As you are aware, Bill C-377 is a reflection of your contempt for the free trade union movement and not a response to an existing, verifiable issue with how unions in Canada conduct themselves.
If enacted in its current form, Bill C-377 will amend the Income Tax Act and require all labour organizations to make detailed annual financial filings covering salaries, revenues, and expenses. The information would be posted, on the Canada Revenue Agency (CRA) website, for anyone to read.
Those who drafted the Bill and its defenders argue that workers get hundreds of millions of dollars in tax benefits through union and professional dues deductions. They argue that any organization that enjoys a tax exemption should be fully transparent so that taxpayers may assess the propriety of their actions and determine whether the tax exemption is being used for the intended purposes. But C-377’s provisions only apply to unions. What about the “any organization that enjoys a tax exemption should be fully transparent” test? Why isn’t every individual, corporation and organization that benefits from tax credits, tax deductions, tax loopholes and tax reductions listed? Clearly, those aren’t the people you want to attack and union members are!

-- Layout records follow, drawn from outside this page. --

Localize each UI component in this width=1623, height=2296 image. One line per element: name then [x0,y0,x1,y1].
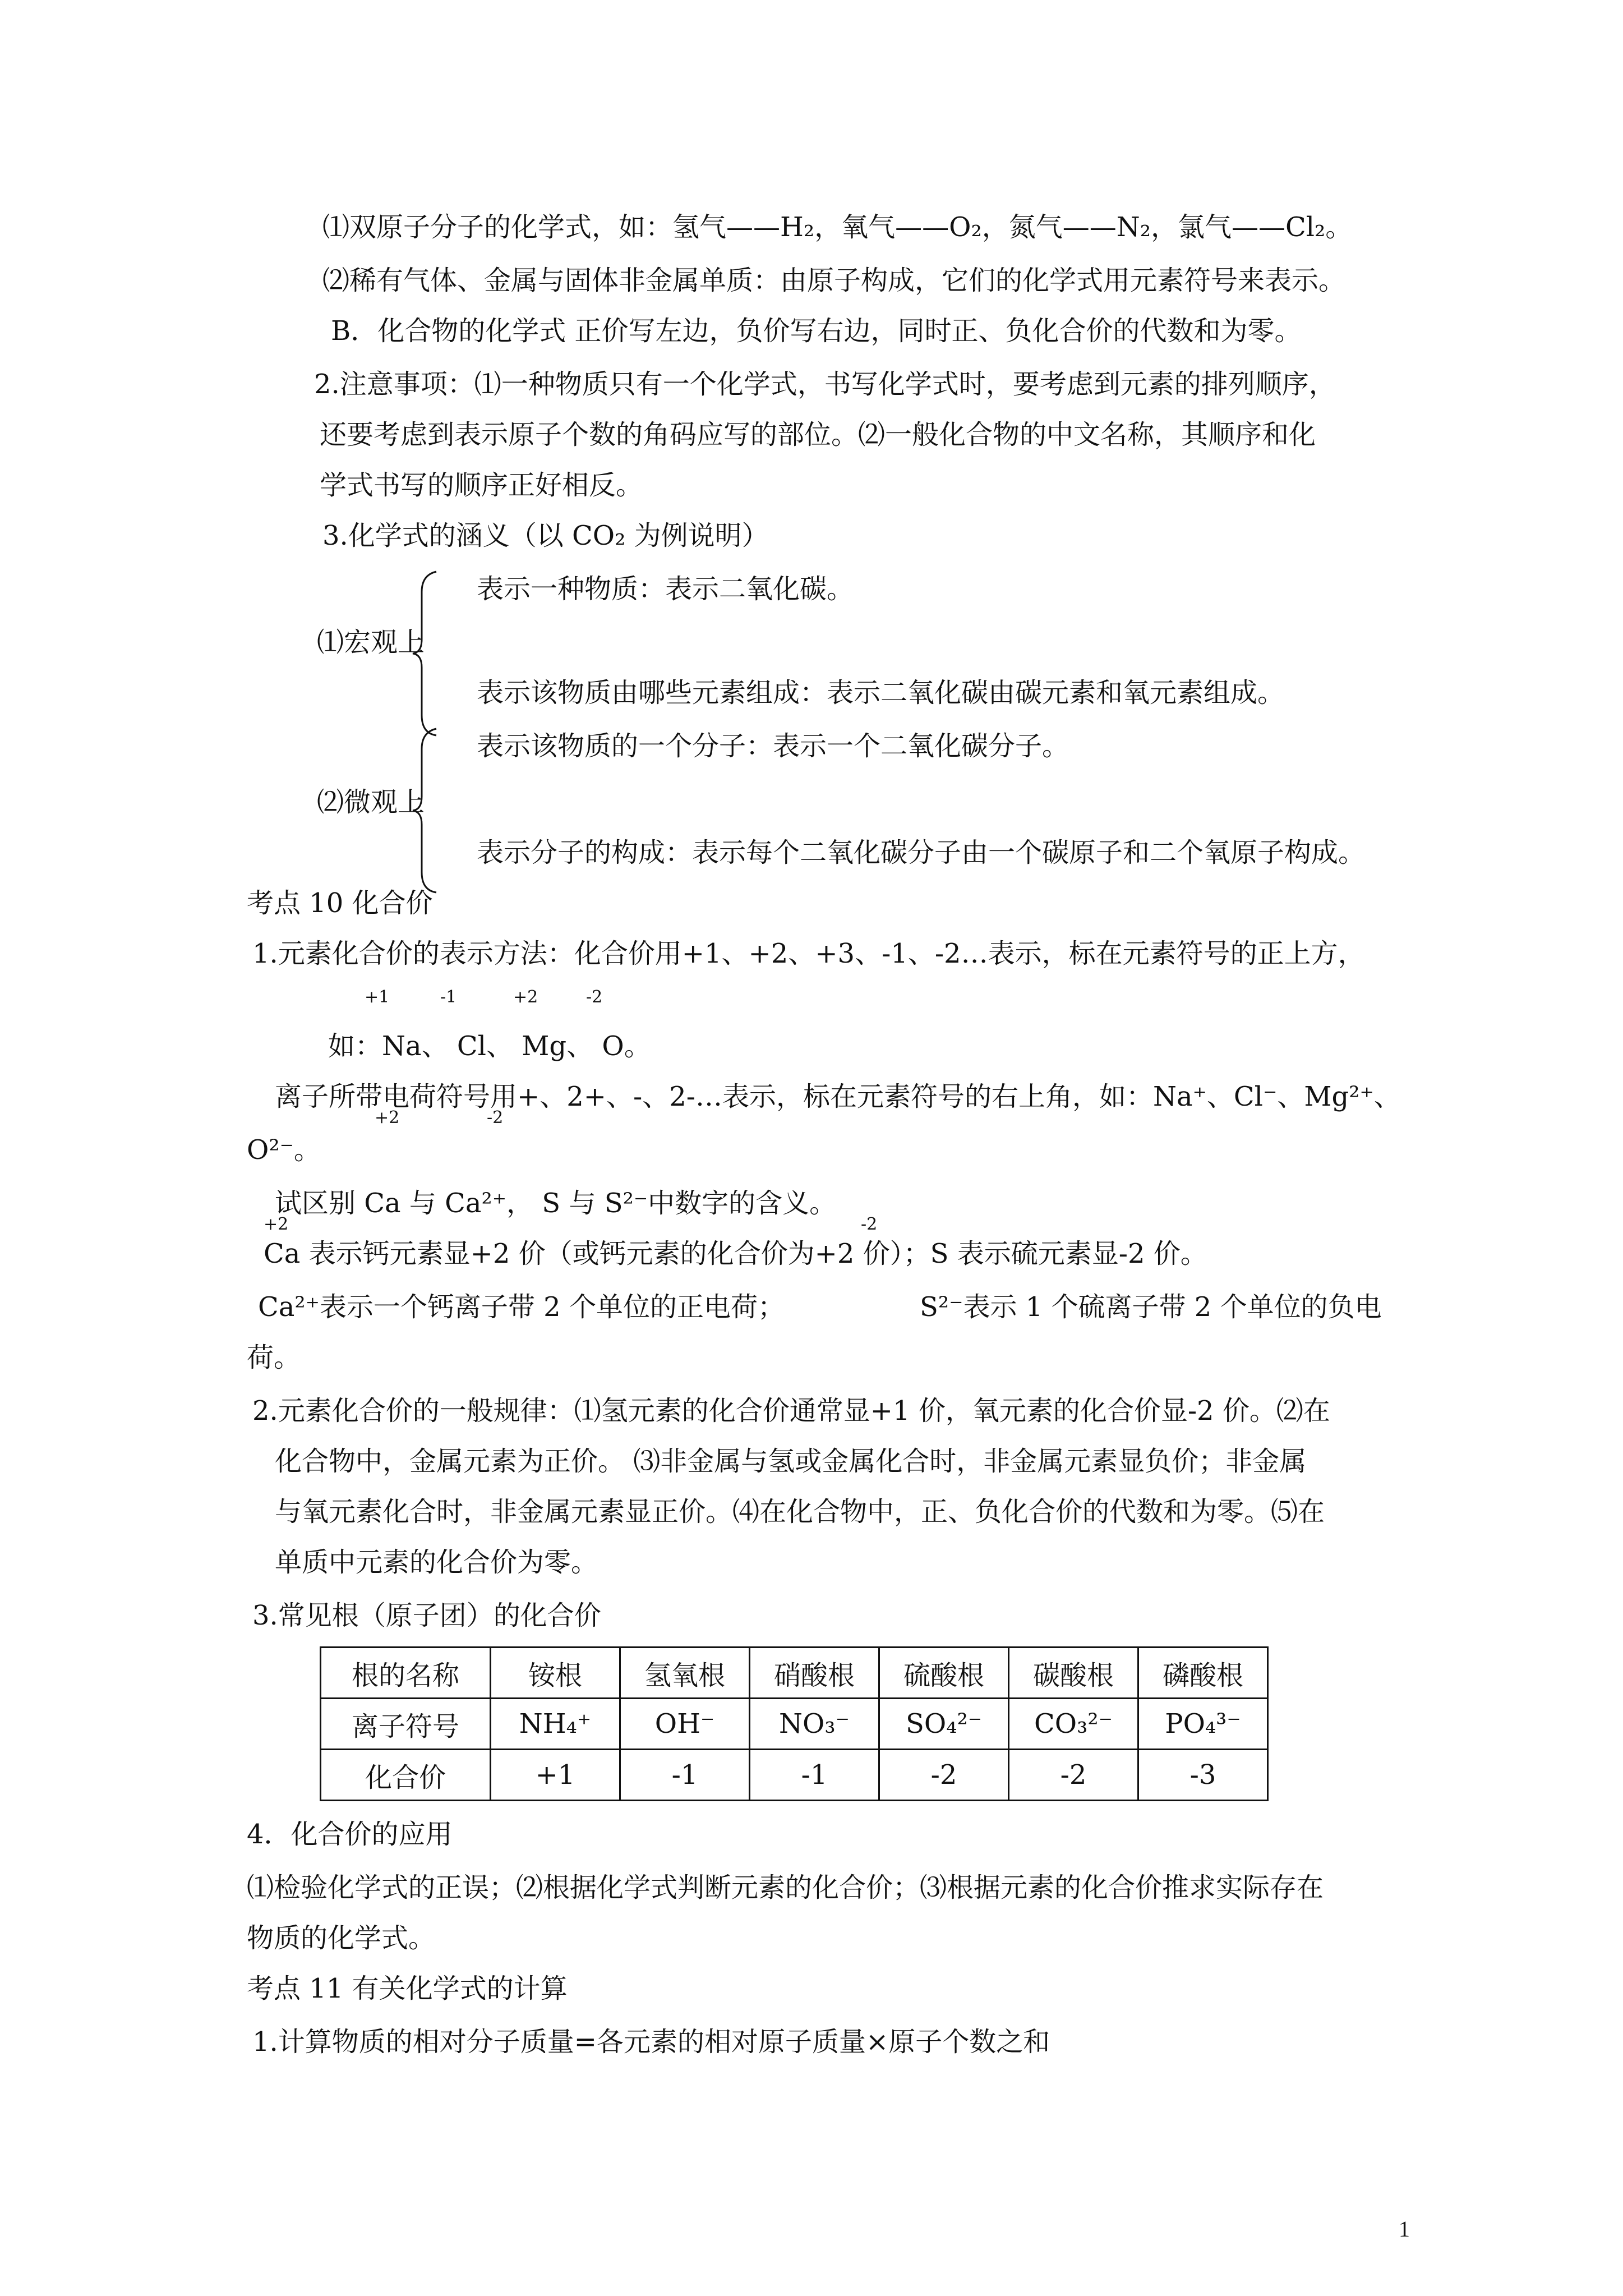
micro-item: 表示分子的构成：表示每个二氧化碳分子由一个碳原子和二个氧原子构成。 [477,837,1366,868]
macro-item: 表示一种物质：表示二氧化碳。 [477,573,854,605]
valence-superscript: +2 [375,1108,400,1128]
table-cell: 根的名称 [321,1648,491,1699]
table-cell: OH⁻ [620,1699,750,1750]
valence-superscript: +2 [264,1214,289,1234]
table-cell: CO₃²⁻ [1009,1699,1138,1750]
valence-superscript: -1 [440,987,457,1007]
page-number: 1 [1399,2216,1410,2242]
text-line: Ca 表示钙元素显+2 价（或钙元素的化合价为+2 价）；S 表示硫元素显-2 价。 [264,1238,1207,1269]
text-line: 2.注意事项：⑴一种物质只有一个化学式，书写化学式时，要考虑到元素的排列顺序， [314,369,1336,400]
text-line: S²⁻表示 1 个硫离子带 2 个单位的负电 [920,1291,1382,1323]
text-line: 荷。 [247,1342,301,1373]
macro-item: 表示该物质由哪些元素组成：表示二氧化碳由碳元素和氧元素组成。 [477,677,1285,708]
text-line: O²⁻。 [247,1134,321,1166]
section-heading: 考点 11 有关化学式的计算 [247,1973,568,2004]
table-cell: 硫酸根 [879,1648,1009,1699]
micro-label: ⑵微观上 [317,786,425,818]
text-line: 还要考虑到表示原子个数的角码应写的部位。⑵一般化合物的中文名称，其顺序和化 [320,419,1316,450]
table-cell: -3 [1138,1750,1268,1801]
text-line: 1.计算物质的相对分子质量=各元素的相对原子质量×原子个数之和 [252,2026,1050,2058]
text-line: 与氧元素化合时，非金属元素显正价。⑷在化合物中，正、负化合价的代数和为零。⑸在 [275,1496,1325,1527]
table-cell: SO₄²⁻ [879,1699,1009,1750]
text-line: 3.化学式的涵义（以 CO₂ 为例说明） [322,520,769,551]
table-cell: 硝酸根 [750,1648,879,1699]
text-line: 1.元素化合价的表示方法：化合价用+1、+2、+3、-1、-2…表示，标在元素符号的正上方， [252,938,1365,969]
text-line: 单质中元素的化合价为零。 [275,1547,598,1578]
text-line: B．化合物的化学式 正价写左边，负价写右边，同时正、负化合价的代数和为零。 [331,315,1302,347]
table-cell: 磷酸根 [1138,1648,1268,1699]
micro-item: 表示该物质的一个分子：表示一个二氧化碳分子。 [477,730,1069,762]
valence-superscript: -2 [861,1214,878,1234]
table-cell: -2 [879,1750,1009,1801]
text-line: 2.元素化合价的一般规律：⑴氢元素的化合价通常显+1 价，氧元素的化合价显-2 价。⑵在 [252,1395,1330,1427]
text-line: ⑴双原子分子的化学式，如：氢气——H₂，氧气——O₂，氮气——N₂，氯气——Cl₂。 [322,211,1353,243]
table-cell: 化合价 [321,1750,491,1801]
table-cell: 碳酸根 [1009,1648,1138,1699]
valence-superscript: -2 [487,1108,504,1128]
table-caption: 3.常见根（原子团）的化合价 [252,1600,601,1631]
text-line: 试区别 Ca 与 Ca²⁺， S 与 S²⁻中数字的含义。 [275,1188,837,1219]
table-row [321,1750,1268,1801]
table-row [321,1699,1268,1750]
text-line: Ca²⁺表示一个钙离子带 2 个单位的正电荷； [258,1291,785,1323]
table-cell: -1 [750,1750,879,1801]
table-cell: NH₄⁺ [491,1699,620,1750]
text-line: 如：Na、 Cl、 Mg、 O。 [328,1030,651,1062]
table-cell: 氢氧根 [620,1648,750,1699]
table-cell: -2 [1009,1750,1138,1801]
valence-superscript: +2 [513,987,538,1007]
radical-valence-table [320,1646,1269,1801]
table-cell: +1 [491,1750,620,1801]
macro-label: ⑴宏观上 [317,627,425,658]
table-cell: PO₄³⁻ [1138,1699,1268,1750]
text-line: 学式书写的顺序正好相反。 [320,470,643,501]
text-line: 物质的化学式。 [247,1922,436,1954]
section-heading: 4．化合价的应用 [247,1819,453,1850]
table-cell: 铵根 [491,1648,620,1699]
table-row [321,1648,1268,1699]
text-line: ⑴检验化学式的正误；⑵根据化学式判断元素的化合价；⑶根据元素的化合价推求实际存在 [247,1872,1324,1903]
table-cell: NO₃⁻ [750,1699,879,1750]
valence-superscript: -2 [586,987,603,1007]
table-cell: 离子符号 [321,1699,491,1750]
section-heading: 考点 10 化合价 [247,887,433,919]
valence-superscript: +1 [365,987,390,1007]
text-line: ⑵稀有气体、金属与固体非金属单质：由原子构成，它们的化学式用元素符号来表示。 [322,265,1346,296]
table-cell: -1 [620,1750,750,1801]
text-line: 化合物中，金属元素为正价。 ⑶非金属与氢或金属化合时，非金属元素显负价；非金属 [275,1446,1307,1477]
text-line: 离子所带电荷符号用+、2+、-、2-…表示，标在元素符号的右上角，如：Na⁺、Cl⁻、Mg²⁺、 [275,1081,1401,1112]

Trade unions, through existing legislative requirements and through our self-imposed constitutional requirements and every-day practices are already the most transparent entities in Canada. Our financial statements are already available to members for their inspection and, in most cases, are formally presented at membership meetings at least once a year. But this isn’t so simply because that’s the way we wrote our organizational constitutions and by-laws. It is so because that is our natural inclination. We promote straightforward, honest relations because of the strong sense of solidarity we share. We extend honesty and we expect honesty in return.

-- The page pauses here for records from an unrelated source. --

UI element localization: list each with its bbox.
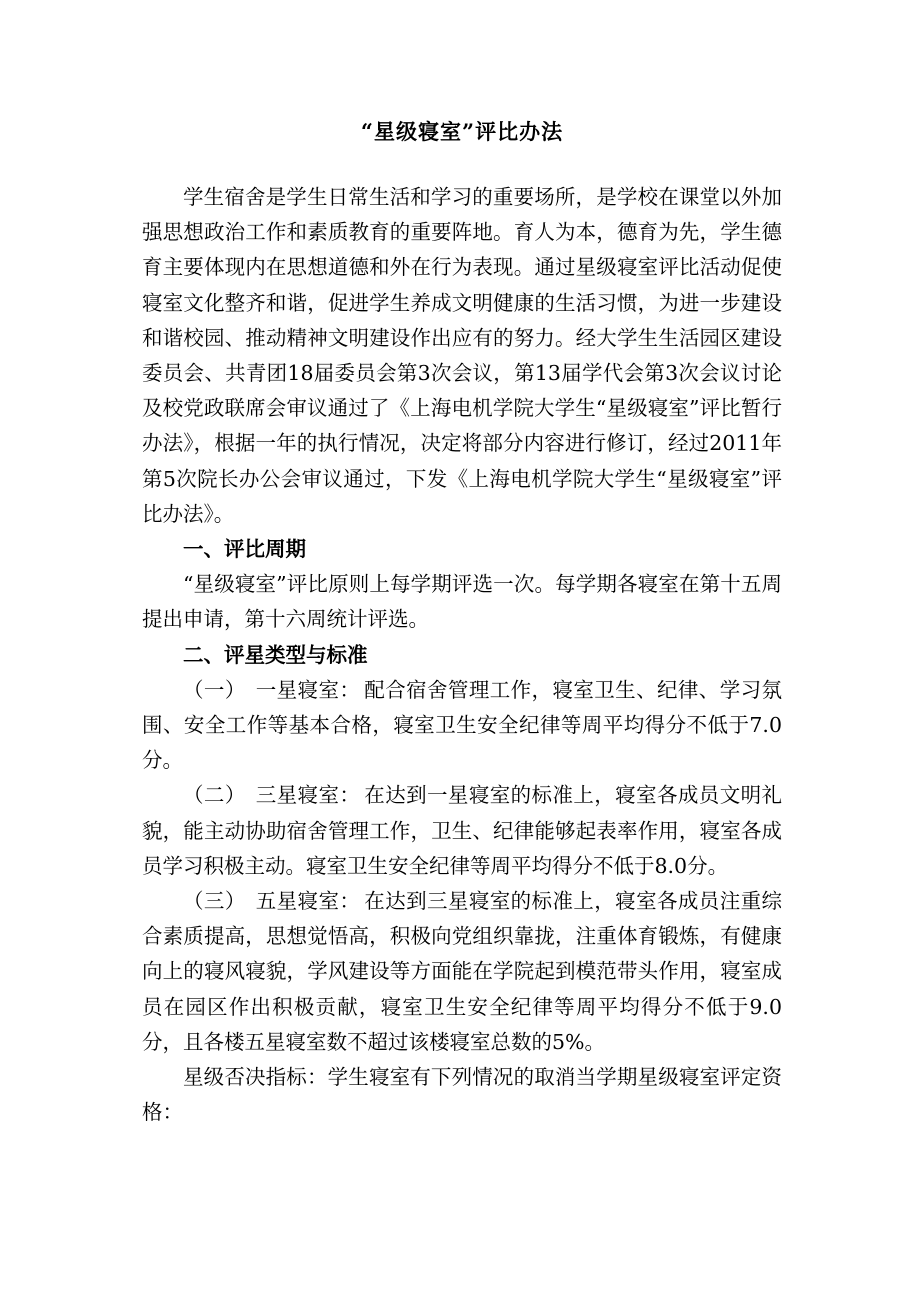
- section-heading-cycle: 一、评比周期: [183, 537, 306, 562]
- item-text: 配合宿舍管理工作，寝室卫生、纪律、学习氛围、安全工作等基本合格，寝室卫生安全纪律等周平均得分不低于7.0分。: [142, 677, 783, 773]
- item-number: （二）: [183, 783, 246, 808]
- section-heading-standards: 二、评星类型与标准: [183, 642, 368, 667]
- item-label: 一星寝室：: [255, 677, 361, 702]
- document-title: “星级寝室”评比办法: [360, 119, 564, 144]
- cycle-paragraph: “星级寝室”评比原则上每学期评选一次。每学期各寝室在第十五周提出申请，第十六周统计评选。: [142, 572, 782, 632]
- intro-paragraph: 学生宿舍是学生日常生活和学习的重要场所，是学校在课堂以外加强思想政治工作和素质教育的重要阵地。育人为本，德育为先，学生德育主要体现内在思想道德和外在行为表现。通过星级寝室评比活动促使寝室文化整齐和谐，促进学生养成文明健康的生活习惯，为进一步建设和谐校园、推动精神文明建设作出应有的努力。经大学生生活园区建设委员会、共青团18届委员会第3次会议，第13届学代会第3次会议讨论及校党政联席会审议通过了《上海电机学院大学生“星级寝室”评比暂行办法》，根据一年的执行情况，决定将部分内容进行修订，经过2011年第5次院长办公会审议通过，下发《上海电机学院大学生“星级寝室”评比办法》。: [142, 185, 782, 526]
- item-number: （一）: [183, 677, 246, 702]
- standard-five-star: [142, 884, 782, 1060]
- veto-paragraph: 星级否决指标：学生寝室有下列情况的取消当学期星级寝室评定资格：: [142, 1065, 782, 1125]
- item-label: 五星寝室：: [255, 889, 361, 914]
- document-page: [142, 112, 782, 1130]
- item-label: 三星寝室：: [255, 783, 361, 808]
- standard-three-star: [142, 778, 782, 884]
- item-text: 在达到一星寝室的标准上，寝室各成员文明礼貌，能主动协助宿舍管理工作，卫生、纪律能够起表率作用，寝室各成员学习积极主动。寝室卫生安全纪律等周平均得分不低于8.0分。: [142, 783, 783, 878]
- standard-one-star: [142, 673, 782, 779]
- item-text: 在达到三星寝室的标准上，寝室各成员注重综合素质提高，思想觉悟高，积极向党组织靠拢，注重体育锻炼，有健康向上的寝风寝貌，学风建设等方面能在学院起到模范带头作用，寝室成员在园区作出积极贡献，寝室卫生安全纪律等周平均得分不低于9.0分，且各楼五星寝室数不超过该楼寝室总数的5%。: [142, 889, 783, 1054]
- item-number: （三）: [183, 889, 246, 914]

There is nothing useful to union members or the public to be gained by passing this Bill, but there is much to be gained by employers and Conservatives. Complying with its provisions will requirement substantial financial expenditures by unions – money that can be put to more rewarding uses. But that’s the whole point of the legislation now, isn’t it? You want to force unions into spending there scant budgets on meaningless, but expensive “busy work” so those financial resources can’t be spent defending union members who are attacked by their employers, filling training gaps for their members, conducting social-economic research in support of collective bargaining and maintaining a self-defense fund for use during strikes and lockouts. If you force us to use our time and resources on crap, then they can’t be used to resist your agenda.
The Bill is also a gift to employers and professional union busters. It will give them direct access to extremely detailed information about everything a union spends money on, and how strong the union they are bargaining with or have in the cross-hairs.

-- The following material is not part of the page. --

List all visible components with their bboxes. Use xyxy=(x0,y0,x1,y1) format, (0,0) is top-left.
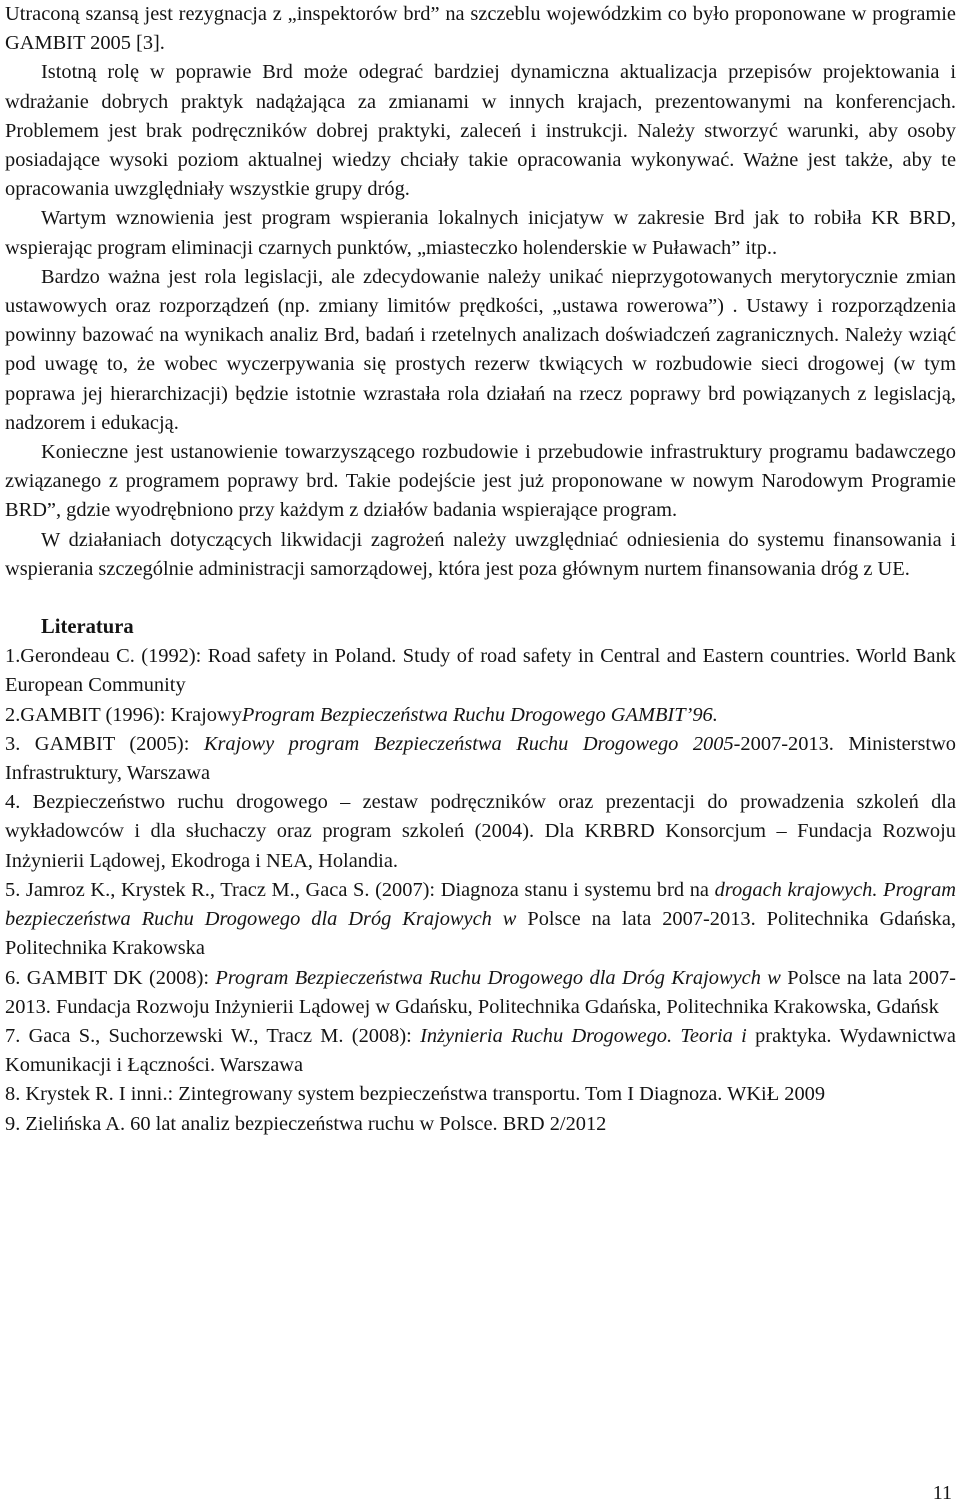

MP Russ Hiebert, the sponsor of the C-377, has resorted to making statements that are completely false and designed to mislead people, in an effort to justify the Bill. For example, Hansard reports that he stated, “unions already file detailed financial returns with CRA, providing much of this information”. That statement is simply untrue. He also stated, “filing would not impose any additional outside expense on labour organizations”. Again, this is not true.
In the US, where reporting requirements are not as onerous as those contained in C-377, it is estimated by the United States Office of Management and Budget that completing the forms under their legislation requires over 550 hours of work each year – the equivalent of one person working for three months to complete the task.
This level of reporting will be beyond the ability of many of our union locals and small unions to complete. They rely on volunteers to carry out their work and simply do not have the resources to do this themselves.
C-377 is an unwarranted intrusion into the internal affairs of unions in order to provide information to employers and anti-union groups while forcing unions to take on significantly increased costs.
It may well be an unconstitutional intrusion into provincial jurisdiction since labour organizations in that realm fall under provincial labour relations Acts. But we all know that your contempt extends beyond honest working people to their provincial governments as well.
In closing, let me add the following: Shame on you.